Buna göre, HMK 140/1. maddesinde “ Hakim, ön inceleme duruşmasında, dava şartları ve ilk itirazlar hakkında karar verebilmek için gerekli görürse tarafları dinler; daha sonra tarafların iddia ve savunmaları çerçevesinde anlaştıkları ve anlaşamadıkları hususları tek tek tespit eder.
HMK’nın 140/3. maddesinde “Ön inceleme duruşmasının sonunda, tarafların sulh faaliyetinden bir sonuç alıp almadıkları, sonuç alamadıkları taktirde anlaşamadıkları hususların nelerden ibaret olduğu tutanakla tespit edilir. Bu tutanağın altı, duruşmada hazır bulunan taraflarca imzalanır. Tahkikat bu tutanak esas alınmak suretiyle yürütülür.” düzenlemesine yer verildiği de açıktır.
Diğer yandan, vakıaları ileri sürmek taraflara, hukuki nitelemeyi yapmak ve uygulanacak kanun hükmünü tespit edip tatbik etmek hakime aittir.
HMK 194/1. maddesine göre, tarafların, dayandıkları vakıaları, ispata elverişli şekilde somutlaştırmaları gerektiği de kuşkusuzdur.
Somut olayda, ön inceleme duruşmasında mahkemece, tarafların anlaşamadıkları hususların, dayanılan hukuki sebep ya da sebeplerin nelerden ibaret olduğu, isteğin ne olduğu saptanmamış; gerekçeli kararda da hukuki niteleme yapılmayarak davanın reddine karar verilmiştir.

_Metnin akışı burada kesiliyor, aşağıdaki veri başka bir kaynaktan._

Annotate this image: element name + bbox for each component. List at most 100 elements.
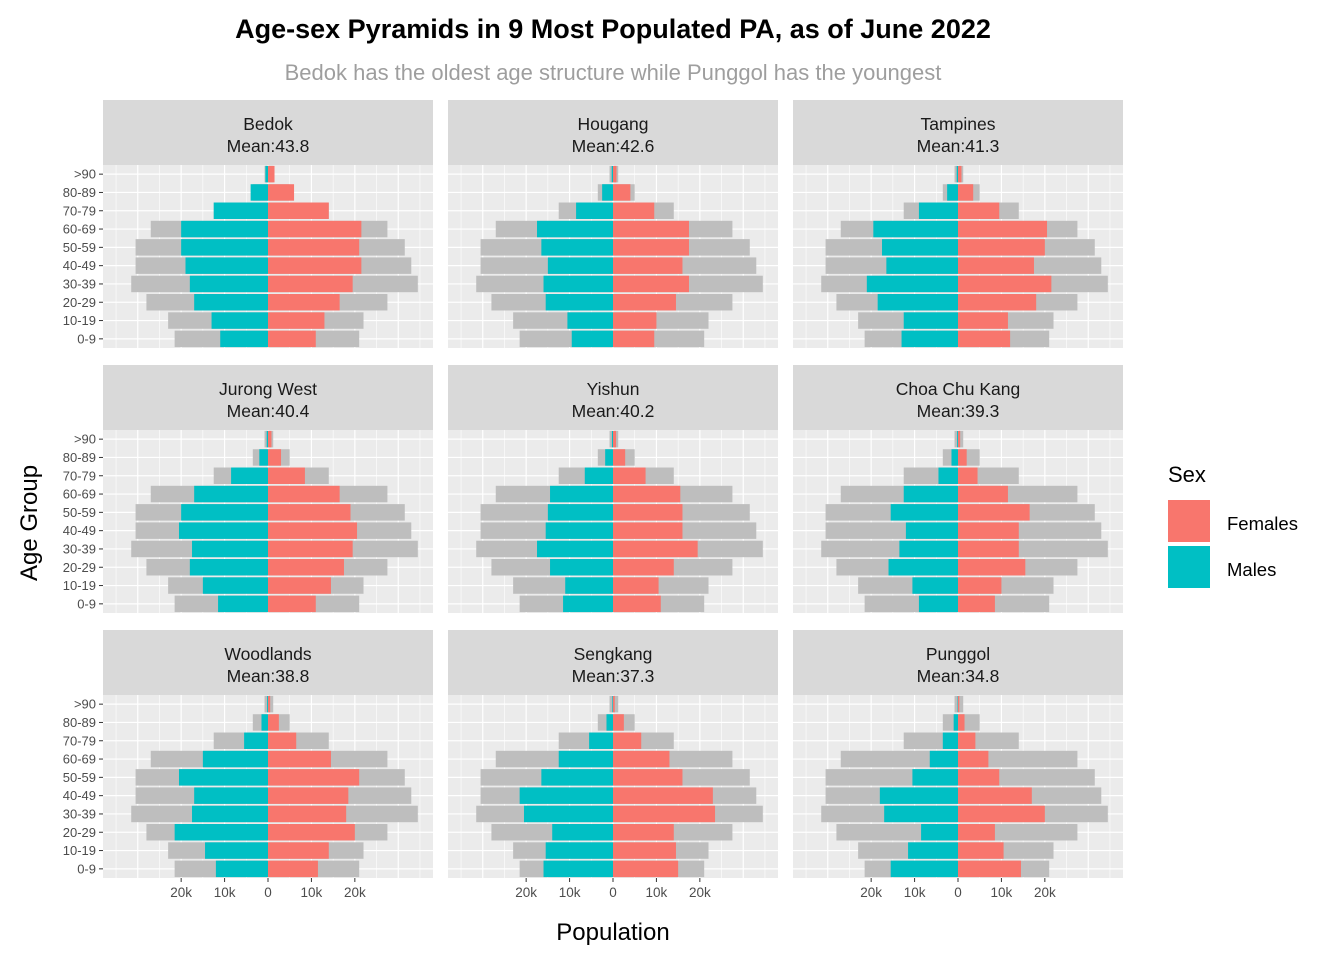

Öte yandan, tapu kaydının iptali isteğinin tescil istemini kapsadığı söylenemez. Bir iptal davasında, ayrıca tescil isteğinde bulunulmamış olması iptal davasının reddi için başlı başına bir sebep teşkil etmez. Bu durumda mahkemece yapılacak iş, iptal isteminin tescili kapsamadığı gözetilerek davacıya, ayrıca tescil davası açması için imkan tanımak ve dava açılması halinde her iki dava birleştirilerek karara bağlanmaktan ibarettir. Değişik anlatımla sadece iptal davasının kabulüne ve tapunun iptaline karar verilmesi, tapulu bir taşınmazın sicil dışı (kayıtsız) kalması sonucunu doğurur ki, böyle bir uygulama, devletin bütün taşınmazların hukuki ve geometrik durumlarını belirleyerek sicile bağlama yolunda benimsediği-dolu pafta sistemi –genel ilkesi ile bağdaşmaz. Ne var ki; davacı iptal değil, sadece tescil isteğinde bulunmuş ise Yargıtayın yerleşmiş ve kurallaşmış uygulamalarına göre, tescil isteği tapu sicilinde mevcut eski kaydın iptali isteğini de kapsadığı gözetilerek davacının ayrıca tapu kaydının iptalini de dava etmesine gerek yoktur. (YHGK 11.11.1983 Tarih, 981/8-80 Esas, 983/1162 Sayılı Kararı.)
Hal böyle olunca, davacı ... vasisine duruşma gün ve saatinin usulüne uygun şekilde bildirilmesi, vesayet makamından husumete izin kararı almak ve dosyaya ibraz etmek üzere vasiye süre tanınması, dava konusu taşınmazların tüm geldileriyle birlikte tedavüllü tapu kayıtlarının ve akit tablolarının temin edilmesi, iddianın içeriği ve ileri sürülüş biçimine göre, yukarıda anılan ilke ve düzenlemeler ışığında davadaki uyuşmazlık konusunun, dayanılan hukuki sebep ya da sebeplerin neler olduğunun açık bir şekilde belirlenmesi, buna göre hukuki nitelemenin yapılarak uygulanacak yasa hükmünün tespit edilip uygulanması suretiyle bir inceleme yapılması, davacılara tescil davası açması için önel verilmesi, açıldığı taktirde bu davanın eldeki dava ile birleştirilmesi, ilgililer hakkında açılan ceza dava dosyası gözetilerek o davada saptanacak vakıaların eldeki davada toplanan ve toplanacak tüm dellilerle birlikte değerlendirilmesi, iddia ve savunmalar doğrultusunda soruşturmanın eksiksiz tamamlanması ve hasıl olacak sonuca göre bir hüküm kurulması gerekirken noksan soruşturma ile yetinilmek suretiyle yazılı olduğu şekilde karar verilmesi doğru değildir.
Davacının değinilen yönden yerinde görülen temyiz itirazının kabulü ile hükmün açıklanan nedenle (6100 sayılı Yasanın geçici 3.maddesi yollaması ile) 1086 sayılı HUMK"un 428.maddesi gereğince BOZULMASINA, bozma nedenine göre sair temyiz itirazlarının incelenmesine şimdilik yer olmadığına, alınan peşin harcın temyiz edene geri verilmesine, 08.07.2020 tarihinde oybirliğiyle karar verildi.